7.3En application du paragraphe 2 b) de l’article 5 du Protocole facultatif, le Comité doit s’assurer que l’auteur a épuisé tous les recours internes disponibles. Le Comité prend note de l’objection de l’État partie selon laquelle l’auteur n’a pas épuisé tous les recours internes disponibles et, en particulier, n’a pas saisi le ministère public d’une demande de contrôle juridictionnel. Il renvoie à sa jurisprudence, dont il ressort que saisir le ministère public d’une demande de contrôle juridictionnel concernant une décision de justice devenue exécutoire ne constitue pas un recours devant être épuisé au sens du paragraphe 2 b) de l’article 5 du Protocole facultatif.

7.4À cet égard, le Comité relève que l’auteur était présent à l’audience tenue par le tribunal le 20 décembre 2010, à l’issue de laquelle il a été informé du délai à respecter et de la procédure à suivre pour former un recours. Il note aussi que l’auteur a été libéré le 31 décembre 2010, mais n’a interjeté appel auprès du tribunal régional de Gomel au motif qu’il avait été détenu arbitrairement et condamné illégalement pour vandalisme mineur que le 5 janvier 2011, soit seize jours après sa condamnation, alors que la loi de l’État partie fixe à cinq jours le délai de recours contre une décision administrative. À la lumière des éléments du dossier, le Comité constate que l’auteur n’a pas expliqué pourquoi il ne pouvait pas interjeter appel pendant qu’il se trouvait en détention.
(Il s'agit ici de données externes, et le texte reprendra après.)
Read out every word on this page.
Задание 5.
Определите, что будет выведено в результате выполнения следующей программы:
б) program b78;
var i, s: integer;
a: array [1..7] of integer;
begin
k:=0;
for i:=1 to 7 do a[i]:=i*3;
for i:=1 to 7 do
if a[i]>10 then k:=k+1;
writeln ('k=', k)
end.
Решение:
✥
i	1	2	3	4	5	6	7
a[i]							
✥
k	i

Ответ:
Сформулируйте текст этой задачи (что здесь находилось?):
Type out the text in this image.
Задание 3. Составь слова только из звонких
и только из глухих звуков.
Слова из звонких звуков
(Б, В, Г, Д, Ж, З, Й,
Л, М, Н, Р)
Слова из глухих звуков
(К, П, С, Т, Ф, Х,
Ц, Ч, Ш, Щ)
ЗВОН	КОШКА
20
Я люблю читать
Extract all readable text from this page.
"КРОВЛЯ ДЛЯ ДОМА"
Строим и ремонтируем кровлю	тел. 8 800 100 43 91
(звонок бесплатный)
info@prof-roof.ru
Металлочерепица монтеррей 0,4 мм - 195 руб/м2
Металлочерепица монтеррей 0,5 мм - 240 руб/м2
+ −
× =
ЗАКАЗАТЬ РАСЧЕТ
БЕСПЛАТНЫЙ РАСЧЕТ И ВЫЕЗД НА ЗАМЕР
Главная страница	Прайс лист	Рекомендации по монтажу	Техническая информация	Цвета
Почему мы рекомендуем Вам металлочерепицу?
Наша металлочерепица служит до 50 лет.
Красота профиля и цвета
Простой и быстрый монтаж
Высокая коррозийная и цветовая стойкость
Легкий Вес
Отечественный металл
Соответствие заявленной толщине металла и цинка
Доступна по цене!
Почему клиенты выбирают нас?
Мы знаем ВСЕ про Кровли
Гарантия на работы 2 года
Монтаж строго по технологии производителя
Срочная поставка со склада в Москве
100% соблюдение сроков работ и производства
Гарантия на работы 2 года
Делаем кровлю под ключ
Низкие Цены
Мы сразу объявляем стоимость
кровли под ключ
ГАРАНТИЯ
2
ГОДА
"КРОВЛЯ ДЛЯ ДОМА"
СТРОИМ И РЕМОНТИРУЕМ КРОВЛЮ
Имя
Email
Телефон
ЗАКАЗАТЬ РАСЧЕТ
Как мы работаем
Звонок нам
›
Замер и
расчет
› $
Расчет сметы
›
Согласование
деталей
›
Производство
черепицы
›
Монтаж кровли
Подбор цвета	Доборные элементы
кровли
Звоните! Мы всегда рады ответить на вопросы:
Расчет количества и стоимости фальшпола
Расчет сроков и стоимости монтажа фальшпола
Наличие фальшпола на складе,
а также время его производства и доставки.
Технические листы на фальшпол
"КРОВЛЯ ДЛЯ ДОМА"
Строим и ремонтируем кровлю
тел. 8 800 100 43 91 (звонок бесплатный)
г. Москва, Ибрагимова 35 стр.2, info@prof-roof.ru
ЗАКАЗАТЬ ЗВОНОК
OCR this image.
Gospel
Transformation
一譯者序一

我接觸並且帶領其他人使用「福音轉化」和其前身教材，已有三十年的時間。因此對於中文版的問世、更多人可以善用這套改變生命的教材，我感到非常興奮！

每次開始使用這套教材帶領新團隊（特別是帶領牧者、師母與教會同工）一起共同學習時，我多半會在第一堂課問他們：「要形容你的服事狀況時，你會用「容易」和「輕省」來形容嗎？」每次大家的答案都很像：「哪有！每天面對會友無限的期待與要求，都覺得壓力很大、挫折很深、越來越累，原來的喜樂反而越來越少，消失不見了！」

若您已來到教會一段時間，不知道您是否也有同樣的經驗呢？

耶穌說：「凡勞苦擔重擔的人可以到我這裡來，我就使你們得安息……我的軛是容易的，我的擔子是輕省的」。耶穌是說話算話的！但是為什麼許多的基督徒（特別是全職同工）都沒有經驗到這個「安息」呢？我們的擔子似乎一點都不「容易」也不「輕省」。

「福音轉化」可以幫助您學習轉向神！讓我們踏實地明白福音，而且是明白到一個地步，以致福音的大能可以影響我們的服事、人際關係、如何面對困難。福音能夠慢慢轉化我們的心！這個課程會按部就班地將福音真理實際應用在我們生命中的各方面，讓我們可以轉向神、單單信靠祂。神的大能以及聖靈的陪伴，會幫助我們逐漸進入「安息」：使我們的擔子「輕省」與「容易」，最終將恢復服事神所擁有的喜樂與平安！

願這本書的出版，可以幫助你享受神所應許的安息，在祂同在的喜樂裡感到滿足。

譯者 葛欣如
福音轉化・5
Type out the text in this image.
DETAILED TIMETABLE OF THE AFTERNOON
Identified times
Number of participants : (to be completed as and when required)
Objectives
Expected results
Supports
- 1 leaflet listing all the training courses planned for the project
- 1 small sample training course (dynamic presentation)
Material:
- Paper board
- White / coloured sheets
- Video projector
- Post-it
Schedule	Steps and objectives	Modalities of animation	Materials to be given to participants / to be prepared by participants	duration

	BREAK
Le Comité conclut que l’auteur n’a pas respecté le délai de recours fixé par la loi, et ce, en toute connaissance de cause. Il estime donc que les dispositions du paragraphe 2 b) de l’article 5 du Protocole facultatif s’opposent à ce qu’il examine la présente communication.

8.En conséquence, le Comité des droits de l’homme décide :

a)Que la communication est irrecevable en vertu du paragraphe 2 b) de l’article 5 du Protocole facultatif ;

b)Que la présente décision sera communiquée à l’État partie et à l’auteur de la communication.